Defunct tennis tournament
- Tour: ILTF
- Founded: 1920; 105 years ago
- Abolished: 1930; 95 years ago
- Location: Highbury & Stamford Hill, London, England
- Venue: North London Hard Courts Tennis Club & Gipsy Lawn Tennis Club
- Surface: Clay- outdoors

= North London Hard Courts Championships =

The North London Hard Courts Championships was a combined men's and women's clay court tennis tournament founded in 1920. The tournament was jointly held at the Gipsy Lawn Tennis Club, Stamford Hill, and the North London Hard Courts Tennis Club, Highbury London, England It ran until 1939.

==History==
The North London Hard Courts Championships were established in 1920. The championships were usually held in September each year. However there were two events of the women's championships in 1922 and 1923: the first in May, and the second in September. The tournament was jointly held at the Gipsy Lawn Tennis Club, Stamford Hill and North London Hard Courts Tennis Club, Highbury London, England. It ran until 193 when it was abolished.

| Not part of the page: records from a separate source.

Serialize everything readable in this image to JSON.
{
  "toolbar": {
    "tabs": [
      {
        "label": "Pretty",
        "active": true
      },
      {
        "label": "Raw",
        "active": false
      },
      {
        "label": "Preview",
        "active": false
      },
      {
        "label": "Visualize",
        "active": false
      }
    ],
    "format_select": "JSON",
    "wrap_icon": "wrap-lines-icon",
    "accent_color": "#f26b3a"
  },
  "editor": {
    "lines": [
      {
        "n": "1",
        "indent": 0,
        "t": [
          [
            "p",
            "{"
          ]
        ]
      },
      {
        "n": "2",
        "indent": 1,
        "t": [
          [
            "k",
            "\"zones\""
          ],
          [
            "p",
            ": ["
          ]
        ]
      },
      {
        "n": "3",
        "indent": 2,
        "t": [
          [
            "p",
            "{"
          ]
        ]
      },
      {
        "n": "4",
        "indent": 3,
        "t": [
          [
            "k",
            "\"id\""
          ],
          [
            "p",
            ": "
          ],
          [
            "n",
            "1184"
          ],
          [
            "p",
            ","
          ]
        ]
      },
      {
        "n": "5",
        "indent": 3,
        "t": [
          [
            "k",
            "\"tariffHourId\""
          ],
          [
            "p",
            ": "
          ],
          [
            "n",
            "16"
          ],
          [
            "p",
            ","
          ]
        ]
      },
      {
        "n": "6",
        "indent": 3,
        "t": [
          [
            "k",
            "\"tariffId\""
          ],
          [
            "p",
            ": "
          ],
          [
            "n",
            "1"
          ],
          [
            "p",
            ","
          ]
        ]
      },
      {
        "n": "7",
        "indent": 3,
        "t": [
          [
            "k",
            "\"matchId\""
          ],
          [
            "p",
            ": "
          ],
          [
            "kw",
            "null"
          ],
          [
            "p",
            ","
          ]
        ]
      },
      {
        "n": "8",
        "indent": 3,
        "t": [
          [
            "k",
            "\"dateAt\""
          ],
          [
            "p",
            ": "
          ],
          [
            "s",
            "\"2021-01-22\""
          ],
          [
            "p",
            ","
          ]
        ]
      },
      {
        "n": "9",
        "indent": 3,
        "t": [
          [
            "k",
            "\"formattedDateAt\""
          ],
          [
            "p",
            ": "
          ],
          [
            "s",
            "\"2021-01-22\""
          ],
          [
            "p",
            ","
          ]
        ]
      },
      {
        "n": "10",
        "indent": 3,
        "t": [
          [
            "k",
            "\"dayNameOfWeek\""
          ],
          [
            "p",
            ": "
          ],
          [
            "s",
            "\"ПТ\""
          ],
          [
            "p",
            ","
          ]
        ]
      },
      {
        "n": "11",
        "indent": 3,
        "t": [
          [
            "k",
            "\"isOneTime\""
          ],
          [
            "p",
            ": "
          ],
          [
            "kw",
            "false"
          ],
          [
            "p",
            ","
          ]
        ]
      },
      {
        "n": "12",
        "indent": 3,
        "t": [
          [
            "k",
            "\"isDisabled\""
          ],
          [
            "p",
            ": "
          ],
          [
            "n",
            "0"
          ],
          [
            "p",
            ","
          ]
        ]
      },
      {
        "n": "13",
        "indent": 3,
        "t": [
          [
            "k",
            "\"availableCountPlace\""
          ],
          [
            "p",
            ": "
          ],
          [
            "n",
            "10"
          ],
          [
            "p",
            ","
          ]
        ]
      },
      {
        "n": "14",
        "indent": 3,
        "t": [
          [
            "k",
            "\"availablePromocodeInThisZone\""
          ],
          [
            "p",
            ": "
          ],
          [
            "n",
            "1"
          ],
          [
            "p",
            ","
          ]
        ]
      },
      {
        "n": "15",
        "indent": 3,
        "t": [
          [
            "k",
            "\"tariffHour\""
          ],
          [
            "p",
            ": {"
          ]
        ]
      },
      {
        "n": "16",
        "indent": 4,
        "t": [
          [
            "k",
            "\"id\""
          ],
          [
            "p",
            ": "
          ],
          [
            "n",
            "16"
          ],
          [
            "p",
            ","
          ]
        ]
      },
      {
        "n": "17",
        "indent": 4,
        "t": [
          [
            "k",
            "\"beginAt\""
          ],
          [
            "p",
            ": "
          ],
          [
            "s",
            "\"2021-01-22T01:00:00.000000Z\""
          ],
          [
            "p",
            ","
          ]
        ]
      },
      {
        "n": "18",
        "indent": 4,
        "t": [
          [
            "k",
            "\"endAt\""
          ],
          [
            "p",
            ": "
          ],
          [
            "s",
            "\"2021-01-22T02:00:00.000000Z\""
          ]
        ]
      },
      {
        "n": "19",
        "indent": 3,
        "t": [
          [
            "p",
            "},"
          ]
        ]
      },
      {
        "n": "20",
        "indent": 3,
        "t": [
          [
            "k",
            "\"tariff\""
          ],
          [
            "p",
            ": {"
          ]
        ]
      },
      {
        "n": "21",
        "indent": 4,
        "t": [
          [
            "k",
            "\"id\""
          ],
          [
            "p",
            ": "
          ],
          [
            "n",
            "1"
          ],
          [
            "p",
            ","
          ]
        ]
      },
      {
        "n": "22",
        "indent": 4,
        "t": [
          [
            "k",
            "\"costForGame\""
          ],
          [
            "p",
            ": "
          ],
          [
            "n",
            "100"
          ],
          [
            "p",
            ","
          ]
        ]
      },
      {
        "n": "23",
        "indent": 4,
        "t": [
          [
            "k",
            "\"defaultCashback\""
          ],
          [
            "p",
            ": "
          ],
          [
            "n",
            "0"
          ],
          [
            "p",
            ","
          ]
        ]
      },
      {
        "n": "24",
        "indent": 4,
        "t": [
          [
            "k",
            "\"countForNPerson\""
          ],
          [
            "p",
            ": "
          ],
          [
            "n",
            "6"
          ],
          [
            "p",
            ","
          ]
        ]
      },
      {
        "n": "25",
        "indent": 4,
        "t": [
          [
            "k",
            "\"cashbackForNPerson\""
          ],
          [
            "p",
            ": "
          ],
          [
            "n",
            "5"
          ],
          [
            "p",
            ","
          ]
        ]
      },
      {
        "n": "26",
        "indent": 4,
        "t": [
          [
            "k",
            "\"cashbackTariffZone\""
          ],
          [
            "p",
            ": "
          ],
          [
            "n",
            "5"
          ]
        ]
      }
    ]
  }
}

Notable winners of the men's singles title included: Athar Ali Fyzee, Nicolae Mishu, Antoine Gentien, Major Ritchie, Pat Spence, René Lacoste, Gordon Lowe, and Henry Mayes. Winners of the women's singles championship included: Ermyntrude Harvey, Dorothy Holman, Helen Wills-Moody, Lili de Alvarez and Sylvie Jung Henrotin.

==Venues==
The Gipsy Lawn Tennis Club was founded in 1920 at Stamford Hill, London. It consisted of seven hard (clay) and twelve grass courts. The club also staged the North London Grass Courts Championships. The North London Hard Courts Lawn Tennis Club at Sotheby Road, Highbury, was the other venue used for this event.

==Additional notes==
Newspaper sources list the tournament as being held in Highbury, however Mullock's Specialist Auctioneers & Valuers of London state on their website that the tournament was staged continuously at the Gipsy Lawn Tennis Club Stamford Hill.